There were a few times I threatened him with a knife... I didn't mean it, I was just being a bully, but he did not know that and the look of genuine fear in his eyes will haunt me forever.

It's a horrible double standard... the few times he ever struck me at all were completely out of self defence and were not intended to cause harm, merely to put distance between us so that he could protect himself. Yet I know, had I called the police, he would have been charged.

Owning up to this kind of thing is not… easy. It was very difficult for me to realise this in and of myself and in all honesty I think I realised how wrong it was before he did, because more than just physically harming him... I had managed to convince him it was all his fault.

If he ever tried to leave I would threaten to harm myself and he would be too afraid, he cares about me and would not want to see me hurt.

I am prone to introspection and self reflection and yet it took me years to realise that I had become a monster, because I didn't want to admit it to myself, I didn't want to admit it to anyone.

I did admit it to myself and then I admitted it to him, out loud. I apologised and although the words felt... pathetic to me, how can you say 'sorry' for years of abuse... my husband genuinely appreciated them.

We are still together and I have not hit him since. We still argue sometimes, as people do. But I almost never yell, I never hurl insults and I never throw punches. Once I admitted it and apologised for it and genuinely realised what I had become… I knew I had to change and never go back.

I am a strong believer in equality for men and women of all races and sexual preferences and the stories I have read on this site just break my heart and I am not afraid to admit that they bring me to tears, because their stories are so raw and also because I contributed to the abuse.

As I said, maybe my story isn't appropriate but I felt compelled to admit it in a possibly public way because most women I meet seem to think slapping a man is somehow… empowering, as though the women who fought for us would be proud of them getting sassy and slapping a man.
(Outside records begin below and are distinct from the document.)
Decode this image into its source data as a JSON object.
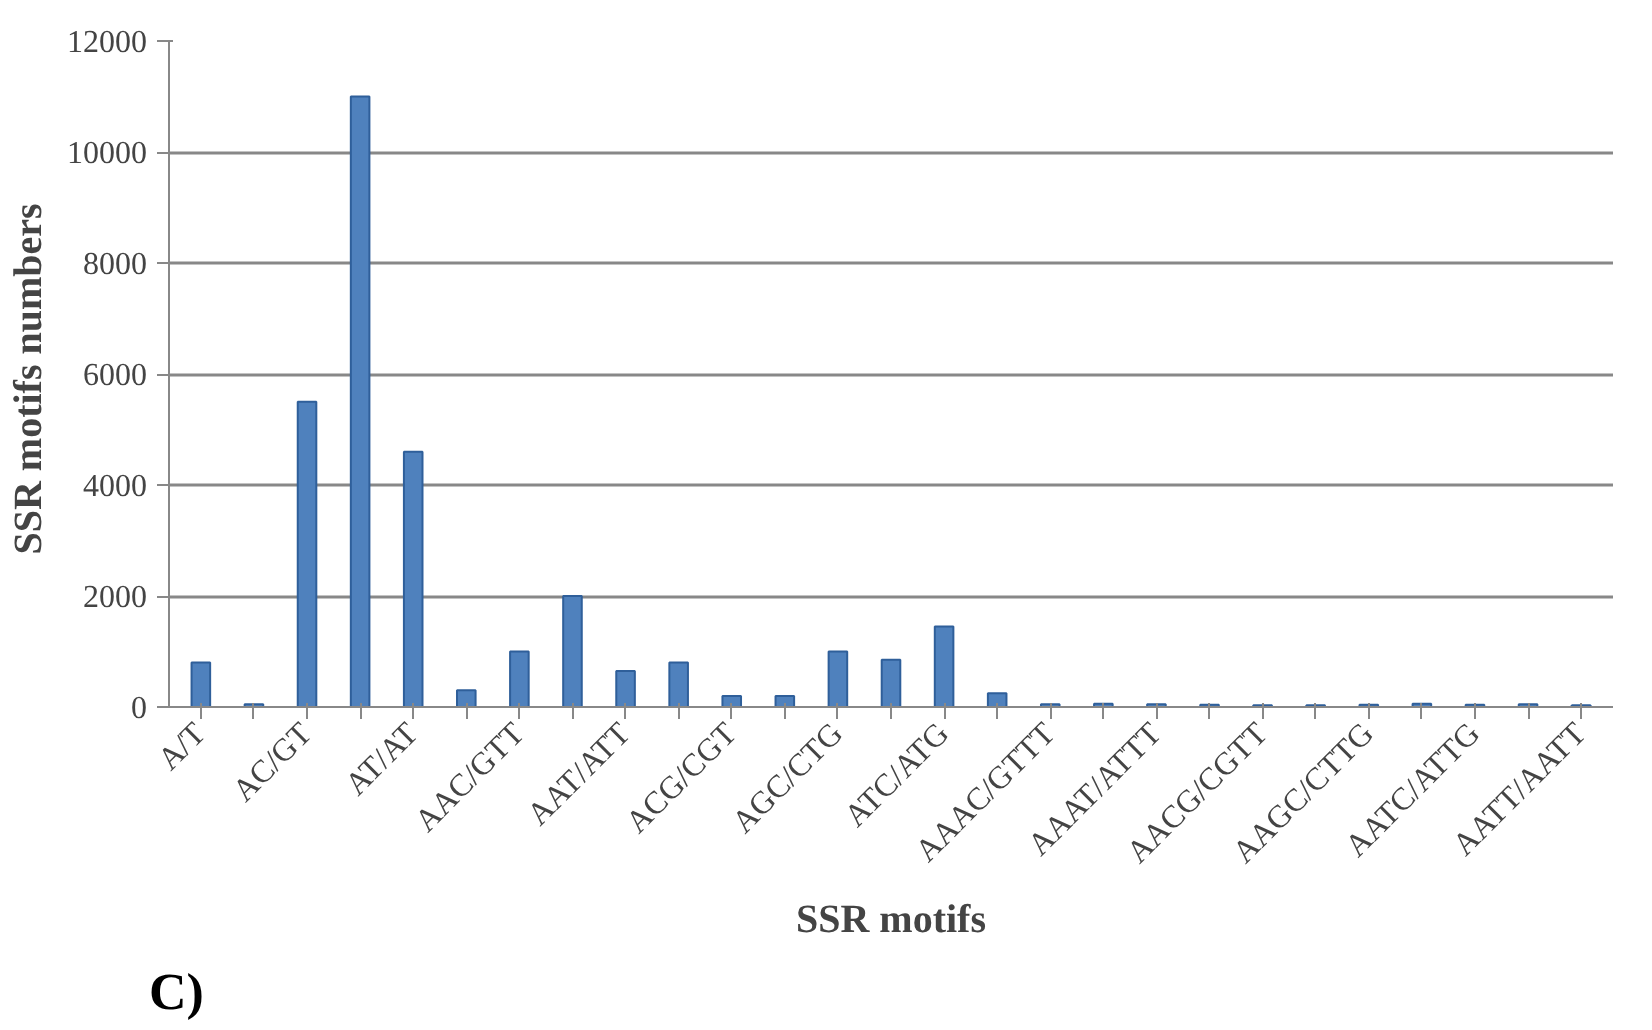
{
  "chart_data": {
    "type": "bar",
    "xlabel": "SSR motifs",
    "ylabel": "SSR motifs  numbers",
    "categories": [
      "A/T",
      null,
      "AC/GT",
      null,
      "AT/AT",
      null,
      "AAC/GTT",
      null,
      "AAT/ATT",
      null,
      "ACG/CGT",
      null,
      "AGC/CTG",
      null,
      "ATC/ATG",
      null,
      "AAAC/GTTT",
      null,
      "AAAT/ATTT",
      null,
      "AACG/CGTT",
      null,
      "AAGC/CTTG",
      null,
      "AATC/ATTG",
      null,
      "AATT/AATT"
    ],
    "values": [
      800,
      50,
      5500,
      11000,
      4600,
      300,
      1000,
      2000,
      650,
      800,
      200,
      200,
      1000,
      850,
      1450,
      250,
      50,
      60,
      50,
      40,
      30,
      30,
      40,
      60,
      40,
      50,
      30
    ],
    "color": "#4f81bd",
    "ylim": [
      0,
      12000
    ],
    "yticks": [
      0,
      2000,
      4000,
      6000,
      8000,
      10000,
      12000
    ],
    "grid": "y",
    "annotations": [
      "C)"
    ]
  }
}
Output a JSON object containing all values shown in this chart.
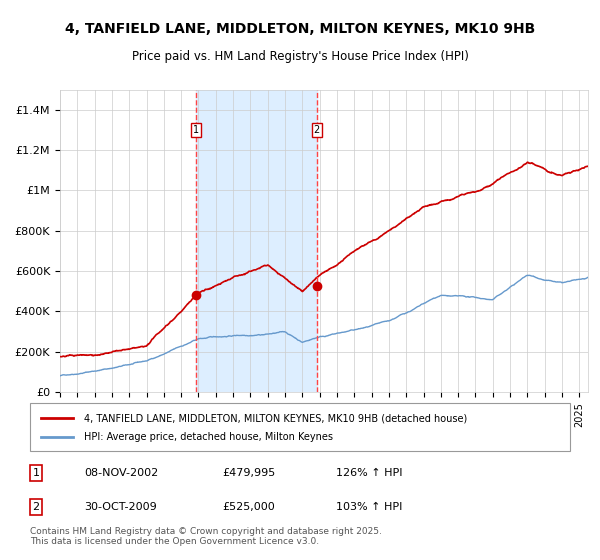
{
  "title": "4, TANFIELD LANE, MIDDLETON, MILTON KEYNES, MK10 9HB",
  "subtitle": "Price paid vs. HM Land Registry's House Price Index (HPI)",
  "background_color": "#ffffff",
  "plot_bg_color": "#ffffff",
  "grid_color": "#cccccc",
  "x_start_year": 1995,
  "x_end_year": 2025,
  "ylim": [
    0,
    1500000
  ],
  "yticks": [
    0,
    200000,
    400000,
    600000,
    800000,
    1000000,
    1200000,
    1400000
  ],
  "ytick_labels": [
    "£0",
    "£200K",
    "£400K",
    "£600K",
    "£800K",
    "£1M",
    "£1.2M",
    "£1.4M"
  ],
  "transaction1": {
    "date_num": 2002.86,
    "price": 479995,
    "label": "1",
    "date_str": "08-NOV-2002",
    "price_str": "£479,995",
    "hpi_str": "126% ↑ HPI"
  },
  "transaction2": {
    "date_num": 2009.83,
    "price": 525000,
    "label": "2",
    "date_str": "30-OCT-2009",
    "price_str": "£525,000",
    "hpi_str": "103% ↑ HPI"
  },
  "red_line_color": "#cc0000",
  "blue_line_color": "#6699cc",
  "shaded_region_color": "#ddeeff",
  "dashed_line_color": "#ff4444",
  "legend_label_red": "4, TANFIELD LANE, MIDDLETON, MILTON KEYNES, MK10 9HB (detached house)",
  "legend_label_blue": "HPI: Average price, detached house, Milton Keynes",
  "footnote": "Contains HM Land Registry data © Crown copyright and database right 2025.\nThis data is licensed under the Open Government Licence v3.0.",
  "table_rows": [
    [
      "1",
      "08-NOV-2002",
      "£479,995",
      "126% ↑ HPI"
    ],
    [
      "2",
      "30-OCT-2009",
      "£525,000",
      "103% ↑ HPI"
    ]
  ]
}
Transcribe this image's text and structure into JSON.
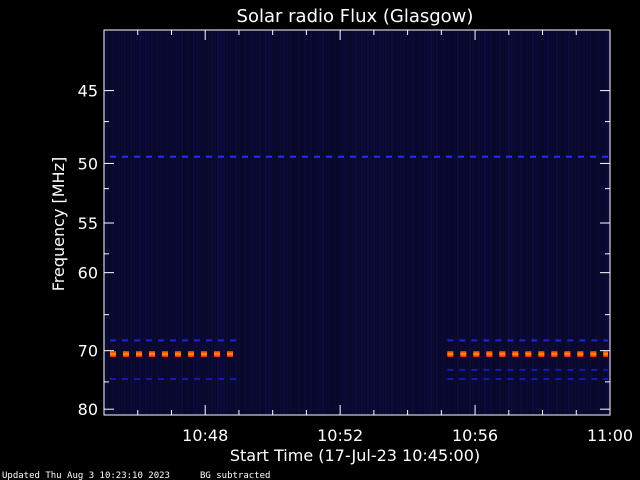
{
  "chart_data": {
    "type": "heatmap",
    "title": "Solar radio Flux (Glasgow)",
    "ylabel": "Frequency [MHz]",
    "xlabel": "Start Time (17-Jul-23 10:45:00)",
    "xlim": [
      "10:45",
      "11:00"
    ],
    "y_ticks": [
      {
        "value": 45,
        "label": "45"
      },
      {
        "value": 50,
        "label": "50"
      },
      {
        "value": 55,
        "label": "55"
      },
      {
        "value": 60,
        "label": "60"
      },
      {
        "value": 70,
        "label": "70"
      },
      {
        "value": 80,
        "label": "80"
      }
    ],
    "x_ticks": [
      {
        "value": "10:48",
        "label": "10:48"
      },
      {
        "value": "10:52",
        "label": "10:52"
      },
      {
        "value": "10:56",
        "label": "10:56"
      },
      {
        "value": "11:00",
        "label": "11:00"
      }
    ],
    "features": [
      {
        "kind": "band",
        "freq": 49.5,
        "start": "10:45",
        "end": "11:00",
        "color": "#2a2aff"
      },
      {
        "kind": "band",
        "freq": 68.5,
        "start": "10:45",
        "end": "10:49",
        "color": "#2020e0"
      },
      {
        "kind": "band",
        "freq": 70.5,
        "start": "10:45",
        "end": "10:49",
        "color": "#ff8800"
      },
      {
        "kind": "band",
        "freq": 74.5,
        "start": "10:45",
        "end": "10:49",
        "color": "#1818b0"
      },
      {
        "kind": "band",
        "freq": 68.5,
        "start": "10:55",
        "end": "11:00",
        "color": "#2020e0"
      },
      {
        "kind": "band",
        "freq": 70.5,
        "start": "10:55",
        "end": "11:00",
        "color": "#ff8800"
      },
      {
        "kind": "band",
        "freq": 73.0,
        "start": "10:55",
        "end": "11:00",
        "color": "#1818b0"
      },
      {
        "kind": "band",
        "freq": 74.5,
        "start": "10:55",
        "end": "11:00",
        "color": "#1818b0"
      }
    ],
    "background_color": "#08082a",
    "colors": {
      "axis": "#ffffff",
      "background": "#000000"
    }
  },
  "footer": {
    "updated": "Updated Thu Aug  3 10:23:10 2023",
    "note": "BG subtracted"
  }
}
I have met women who outright and out-loud believe that a woman hitting a man is OK and a man hitting a woman is wrong.

I believe that all violence is wrong and should my story of shame give a violent woman hesitation or a beaten man a shred of realisation then that is one step further for me and for them.

Saturday
Jan112014

Anonymous

My wife and I have been married for seven years now and we have a four year old son from this marriage. Over the last seven years we have had our share of disagreements and conflicts. We have been able to either come to a resolution over a period of time to suit both parties or one of us agrees to accommodate the others decision.

Something has changed in the last two conflicts where I have been physically assaulted ( slapped once and more recently punched several times and slapped). I am afraid to report this to any authority for the fear of ridicule and becoming a social outcast. I don't want to lose my son and want to give him a happy family to grow up in. The thought of not being able to see him everyday is depressing.

After seeing this site and reading through most of the stories, my fears are only confirmed, that no one is going to believe me and/or I will be ridiculed by my family friends and even the authorities.

I have been a providing partner in every way for the last seven years. I am the only bread winner in the family, my wife is not working and sometime the feeling of sympathy makes it very blurry to make a decision that feels right. I don't want to be the person who breaks this family up. The guilt will be very hard to live with.